In a report published by the International Monetary Fund (IMF) in early May of this year, the recommendations boil down to a word that citizens of many EU countries have become all too familiar with in recent years – austerity. This would include, but not be limited to, higher taxes and spending cuts in a country that has suffered quite a bit of civil unrest in recent history. This puts the Brazilian government in a very difficult position with the task of developing public confidence in the necessity for such austere measures.

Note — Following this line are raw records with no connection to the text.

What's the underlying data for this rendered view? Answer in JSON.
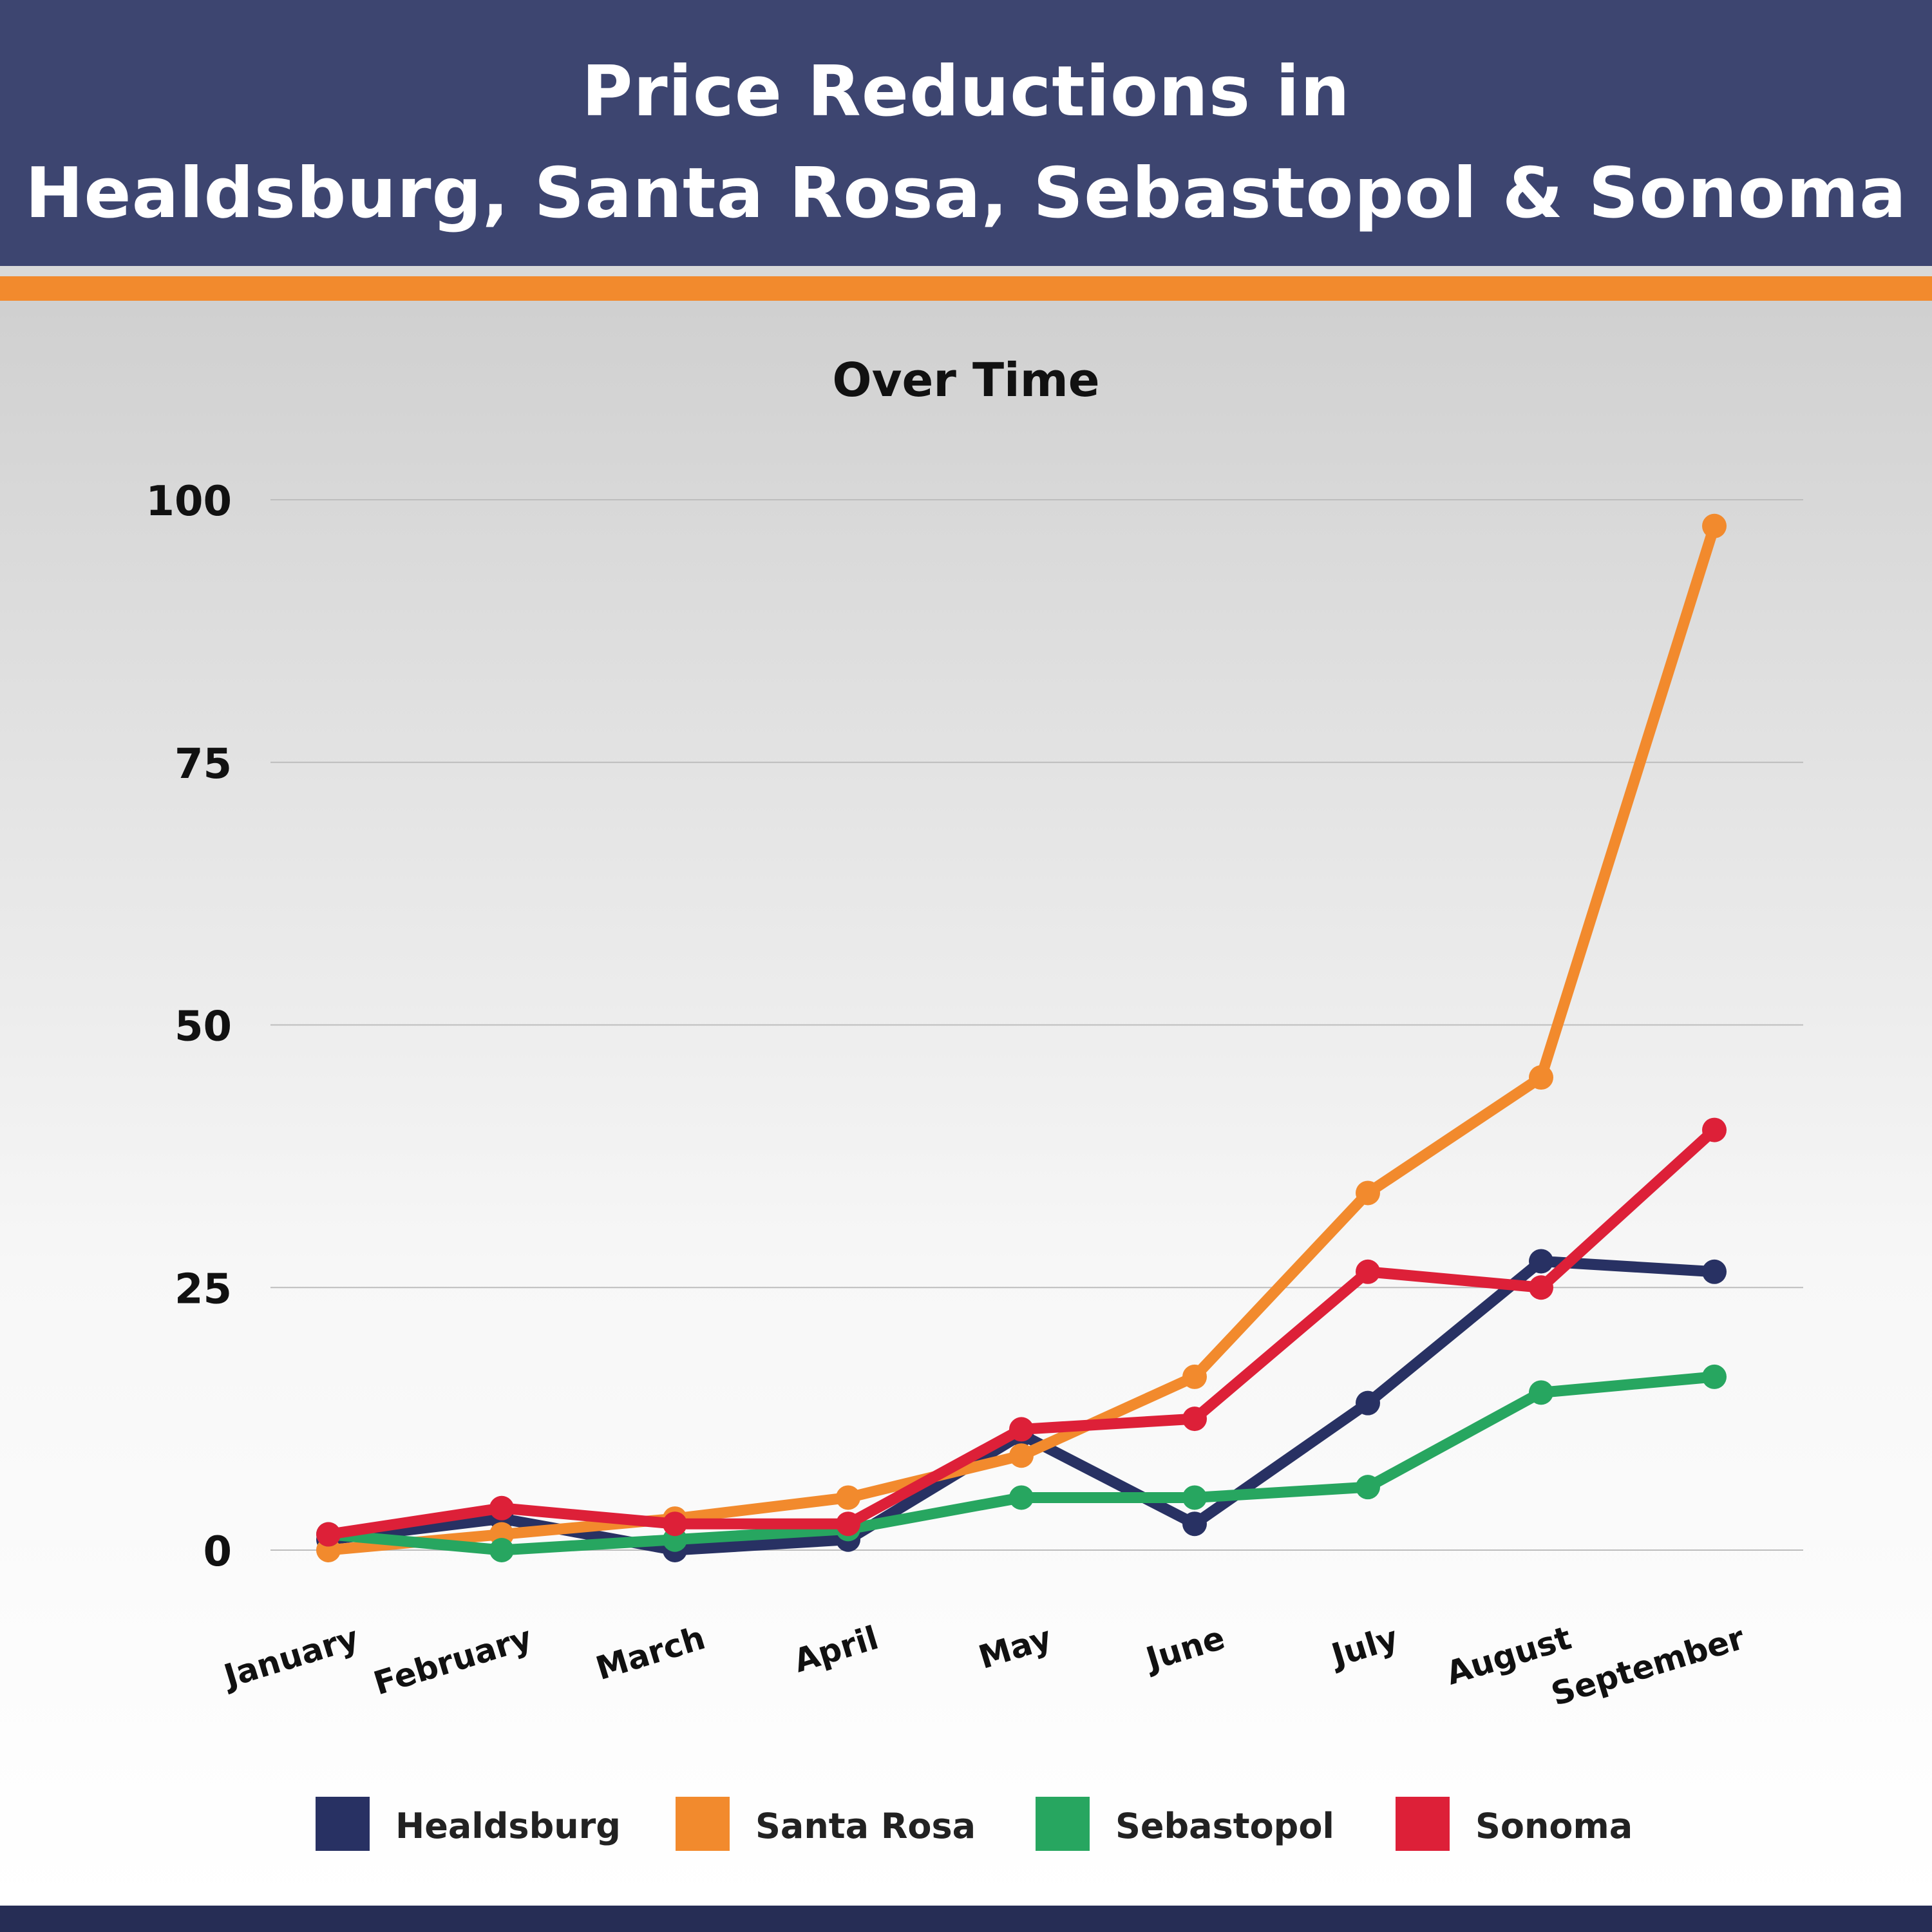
{
  "header": {
    "title_line_1": "Price Reductions in",
    "title_line_2": "Healdsburg, Santa Rosa, Sebastopol & Sonoma"
  },
  "colors": {
    "header_bg": "#3d4570",
    "accent_orange": "#f28a2d",
    "footer_bg": "#262d55"
  },
  "chart_data": {
    "type": "line",
    "title": "Over Time",
    "xlabel": "",
    "ylabel": "",
    "ylim": [
      0,
      100
    ],
    "yticks": [
      "0",
      "25",
      "50",
      "75",
      "100"
    ],
    "ytick_values": [
      0,
      25,
      50,
      75,
      100
    ],
    "grid": true,
    "legend_position": "bottom",
    "categories": [
      "January",
      "February",
      "March",
      "April",
      "May",
      "June",
      "July",
      "August",
      "September"
    ],
    "series": [
      {
        "name": "Healdsburg",
        "color": "#283163",
        "values": [
          1,
          3,
          0,
          1,
          11,
          2.5,
          14,
          27.5,
          26.5
        ]
      },
      {
        "name": "Santa Rosa",
        "color": "#f28a2d",
        "values": [
          0,
          1.5,
          3,
          5,
          9,
          16.5,
          34,
          45,
          97.5
        ]
      },
      {
        "name": "Sebastopol",
        "color": "#27a660",
        "values": [
          1.5,
          0,
          1,
          2,
          5,
          5,
          6,
          15,
          16.5
        ]
      },
      {
        "name": "Sonoma",
        "color": "#dd2038",
        "values": [
          1.5,
          4,
          2.5,
          2.5,
          11.5,
          12.5,
          26.5,
          25,
          40
        ]
      }
    ]
  }
}
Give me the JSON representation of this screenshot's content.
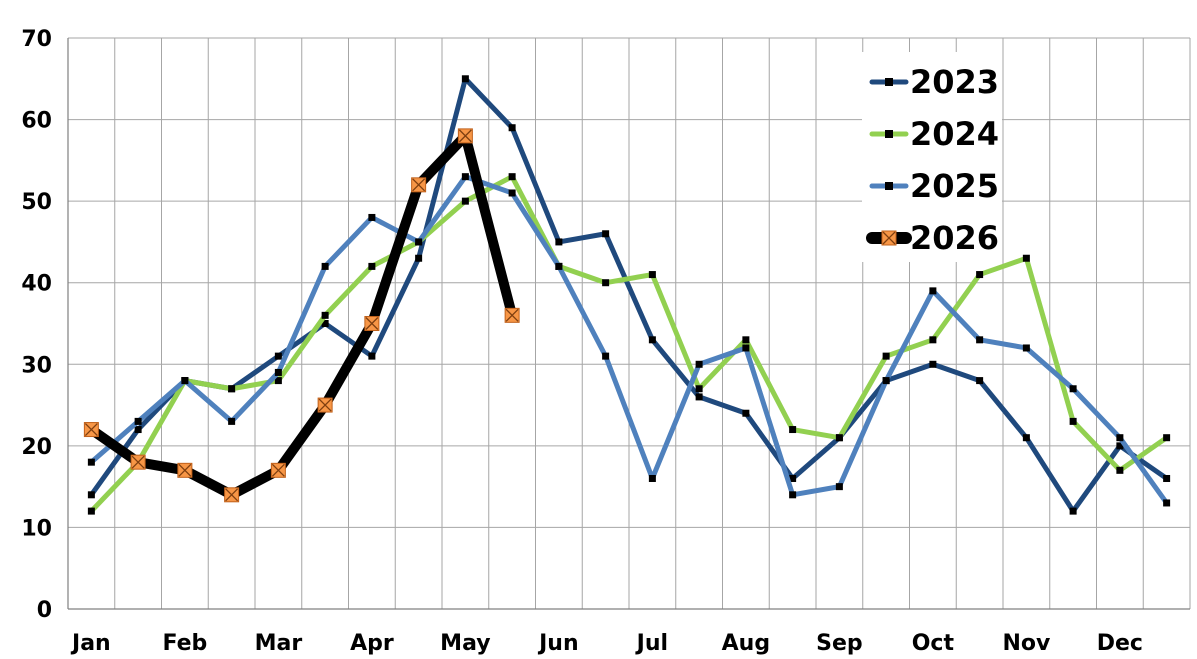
{
  "chart_data": {
    "type": "line",
    "month_labels": [
      "Jan",
      "Feb",
      "Mar",
      "Apr",
      "May",
      "Jun",
      "Jul",
      "Aug",
      "Sep",
      "Oct",
      "Nov",
      "Dec"
    ],
    "y_ticks": [
      "0",
      "10",
      "20",
      "30",
      "40",
      "50",
      "60",
      "70"
    ],
    "ylim": [
      0,
      70
    ],
    "grid": true,
    "legend_position": "top-right",
    "series": [
      {
        "name": "2023",
        "color": "#1f497d",
        "marker": "square",
        "values": [
          14,
          22,
          28,
          27,
          31,
          35,
          31,
          43,
          65,
          59,
          45,
          46,
          33,
          26,
          24,
          16,
          21,
          28,
          30,
          28,
          21,
          12,
          20,
          16
        ]
      },
      {
        "name": "2024",
        "color": "#92d050",
        "marker": "square",
        "values": [
          12,
          18,
          28,
          27,
          28,
          36,
          42,
          45,
          50,
          53,
          42,
          40,
          41,
          27,
          33,
          22,
          21,
          31,
          33,
          41,
          43,
          23,
          17,
          21
        ]
      },
      {
        "name": "2025",
        "color": "#4f81bd",
        "marker": "square",
        "values": [
          18,
          23,
          28,
          23,
          29,
          42,
          48,
          45,
          53,
          51,
          42,
          31,
          16,
          30,
          32,
          14,
          15,
          28,
          39,
          33,
          32,
          27,
          21,
          13
        ]
      },
      {
        "name": "2026",
        "color": "#000000",
        "marker": "orange-x-square",
        "marker_color": "#f79646",
        "values": [
          22,
          18,
          17,
          14,
          17,
          25,
          35,
          52,
          58,
          36
        ]
      }
    ]
  }
}
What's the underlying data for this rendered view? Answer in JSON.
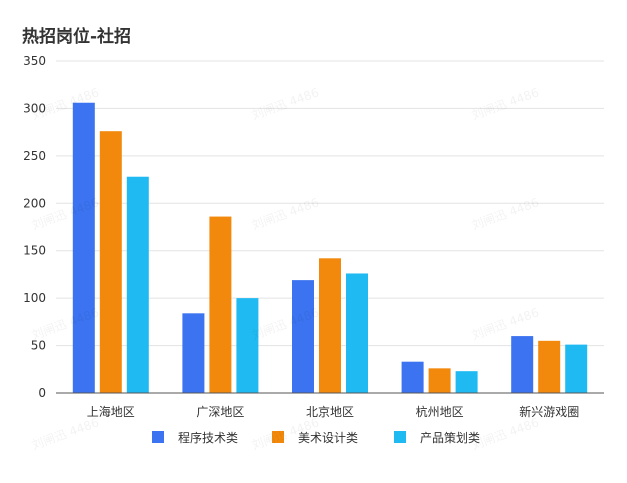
{
  "chart_data": {
    "type": "bar",
    "title": "热招岗位-社招",
    "categories": [
      "上海地区",
      "广深地区",
      "北京地区",
      "杭州地区",
      "新兴游戏圈"
    ],
    "series": [
      {
        "name": "程序技术类",
        "color": "#3b73f0",
        "values": [
          306,
          84,
          119,
          33,
          60
        ]
      },
      {
        "name": "美术设计类",
        "color": "#f2890c",
        "values": [
          276,
          186,
          142,
          26,
          55
        ]
      },
      {
        "name": "产品策划类",
        "color": "#1fbaf2",
        "values": [
          228,
          100,
          126,
          23,
          51
        ]
      }
    ],
    "ylim": [
      0,
      350
    ],
    "yticks": [
      0,
      50,
      100,
      150,
      200,
      250,
      300,
      350
    ],
    "grid": true,
    "legend": "bottom"
  },
  "watermark": "刘闸迅 4486"
}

Should You Invest in Brazil?

As much as times are currently bad in Brazil, the news is not all bad. The Chinese, for example, have recently pledged $250m to Latin America over the next 10 years. It seems likely much of this will land in Brazil as work is about to commence on a China funded railway line to run from Brazil’s Atlantic coast all the way to the Pacific coast of Peru. This investment is part of what has been dubbed the Chinese “economic colonisation” of Brazil. While there have been criticisms that China is benefitting more from the relationship than Brazil, China’s history of a pragmatic approach to business relations would suggest that the scales may be balanced in the coming years. Luiz Eugenio Figueiredo, vice-president of Brazil’s private equity and venture capital association ABVCAP, suggests that the current downturn might signal opportunity for foreign investment saying “It’s a good moment for investments because the sources of funding for non-listed companies are very restricted”. Of course, like all new markets, there are differing ways of doing business than you are likely used to, and it can take time and research to understand how to best work with your potential partners in Brazil. It might be prudent to align yourself with an international debt recovery organisation in order to ensure you minimize fiscal exposure and garner advice on how best to enter into contracts. An international debt collection expert can help to clarify the muddy waters of what is still a market of substantial potential.